I'm curious how the Signal folks use phone numbers as identifiers yet
still ensure some aspects of privacy.
> I personally see more email spam than XMPP spam nowadays, but as a
> server administrator it’s the opposite, having to watch for automated
> registration patterns. A reporting and reputation system would go a long
> way towards reducing the amount, and maybe a multi-tiered system would
> work (I would hate to prevent people from creating and connecting to
> account from Tor exit nodes, but at the same time we have a lot of bogus
> registrations and spam and DDoS using it).
We need to aggressively address the spam problem.
>>> * XMPP on-boarding. New users finding the right XMPP service for them, one
>>> that matches their law requirements and privacy expectations. After
>>> registration, they need to easily/secure/privacy-enforcing fill up their
>>> roster with contacts based on known contact information like phone number or
>>> e-mail address.
>> In my mind this is probably the single biggest issue with most public
>> services based on XMPP these days; we need to provide a clear path
>> forward, although I must confess that I'm at a loss as to how that
>> could be done.
> One of the points was that the dichotomy between applications and
> accounts is only an issue in the federated world, as most "apps" are the
> only way of accessing the silo, and even gmail which offers external
> POP/IMAP/SMTP connectivity is still primarily used through the web
Federation is hard. Although it's by no means easy to run a large
messaging service, you have more control over account creation,
misbehavior, user experience, and security.

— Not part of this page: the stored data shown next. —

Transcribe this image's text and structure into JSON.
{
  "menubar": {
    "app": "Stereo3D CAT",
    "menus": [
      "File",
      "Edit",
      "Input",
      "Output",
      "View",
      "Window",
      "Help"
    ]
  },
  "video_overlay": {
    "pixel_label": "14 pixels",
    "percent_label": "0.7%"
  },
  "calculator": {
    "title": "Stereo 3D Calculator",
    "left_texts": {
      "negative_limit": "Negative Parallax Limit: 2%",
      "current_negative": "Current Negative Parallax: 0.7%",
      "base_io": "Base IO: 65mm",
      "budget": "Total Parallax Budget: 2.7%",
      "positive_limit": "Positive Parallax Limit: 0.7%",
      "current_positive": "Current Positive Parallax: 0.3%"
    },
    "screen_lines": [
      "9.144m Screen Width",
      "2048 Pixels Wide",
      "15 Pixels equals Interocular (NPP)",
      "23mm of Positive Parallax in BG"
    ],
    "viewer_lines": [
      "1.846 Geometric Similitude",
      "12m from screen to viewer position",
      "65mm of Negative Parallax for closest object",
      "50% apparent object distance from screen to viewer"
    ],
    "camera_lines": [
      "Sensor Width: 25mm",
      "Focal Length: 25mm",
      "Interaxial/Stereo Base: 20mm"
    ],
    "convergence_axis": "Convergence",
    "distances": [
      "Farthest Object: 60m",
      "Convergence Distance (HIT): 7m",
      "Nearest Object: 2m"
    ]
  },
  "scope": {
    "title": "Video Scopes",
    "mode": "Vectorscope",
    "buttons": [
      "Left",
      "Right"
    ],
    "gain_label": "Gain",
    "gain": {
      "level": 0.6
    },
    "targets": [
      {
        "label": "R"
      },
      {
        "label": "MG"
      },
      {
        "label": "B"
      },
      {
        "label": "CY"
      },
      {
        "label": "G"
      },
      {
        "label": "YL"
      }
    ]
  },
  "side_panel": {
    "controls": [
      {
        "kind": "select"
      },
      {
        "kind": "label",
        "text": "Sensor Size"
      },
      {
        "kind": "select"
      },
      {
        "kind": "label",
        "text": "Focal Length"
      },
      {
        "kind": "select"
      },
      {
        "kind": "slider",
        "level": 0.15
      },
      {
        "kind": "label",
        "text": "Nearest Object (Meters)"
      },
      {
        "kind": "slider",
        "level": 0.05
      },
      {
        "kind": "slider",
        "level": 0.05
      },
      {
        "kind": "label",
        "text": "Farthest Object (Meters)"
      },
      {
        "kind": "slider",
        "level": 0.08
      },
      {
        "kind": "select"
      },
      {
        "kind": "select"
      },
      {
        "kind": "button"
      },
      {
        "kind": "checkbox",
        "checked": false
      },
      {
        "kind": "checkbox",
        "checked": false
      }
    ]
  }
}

One approach for us would be to have easily skinnable clients, so that
each service could offer their own branded version.
> I think ideally clients should provide clear defaults like what
> conversations does, and of course options, but hidden from the view of
> normal users who don’t understand this kind of things. This is sad (as
> it might lead to “megaservers” for popular clients), but that really
> needs to be straightened out.
It seems to me that megaservers are hard to avoid. I've thought about
this a lot, and my feeling is most users flock to services with easily
remembered names. This ties in with centralization and even with the
economic basis for offering services in the first place (the venture
capitalists who fund you want to make sure you have a big userbase so
they can offer ads, sell user data, or otherwise "monetize"). The
original "Jabber" brand was very catchy, and as the proprietor of
jabber.org I can't tell you how many password change requests I receive
for users at other "Jabber" services (even ones inside companies and
> I could envision a "pick your username" dialog giving new users a
> random server among a list of curated services.
Matthew Wild was working on something like a few years ago.